Vibrio parahaemolyticus utilizes its second Type III Secretion System (T3SS2) to deliver a suite of effector proteins that subvert eukaryotic host cell processes. In this study, we characterize VPA1312, renamed VopU, as a novel T3SS2 effector. We demonstrate that VopU is translocated into infected cells via the T3SS2 and independently of the VocC chaperone. From bioinformatic analyses, VopU is a member of a family of proteins distributed across diverse bacterial taxa and in some cases associated with T6SS gene clusters and plasmids.
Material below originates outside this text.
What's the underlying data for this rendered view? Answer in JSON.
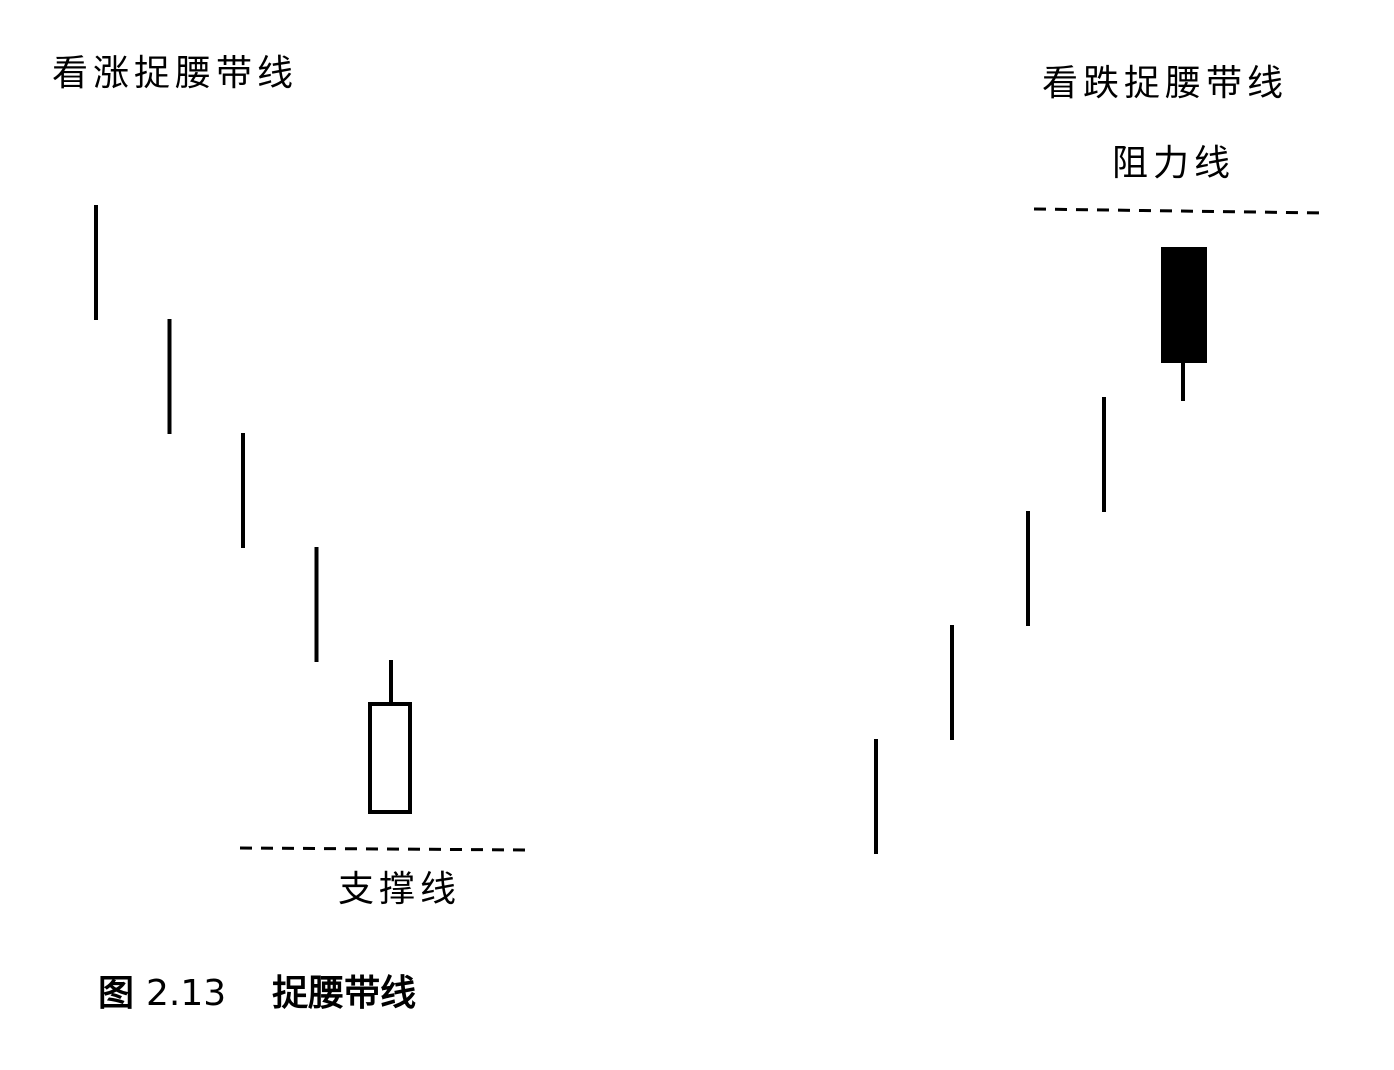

Sequence, structure-based, and functional analysis reveals that VopU harbors an ADP-ribosyltransferase domain with a non-canonical H-Y-Q catalytic triad, a motif not previously described in naturally occurring mono-ADP-ribosyltransferases. Heterologous expression of VopU within transfected cells or translocation of VopU during infection results in the ADP-ribosylation of a small protein of approximately 18 kDa protein distinct from the target of the previously described ADP-ribosyltransferase effector, VopT. While VopU is not essential for T3SS2-dependent cytotoxicity or intracellular survival of V. parahaemolyticus, heterologous expression of VopU induces host cell rounding and a transcriptional host stress response, likely linked to NAD depletion. These findings provide the initial characterization of this novel family of mono-ADP-ribosyltransferases and expand the known repertoire of bacterial effectors that mediate orthogonal post-translational modifications during host infection.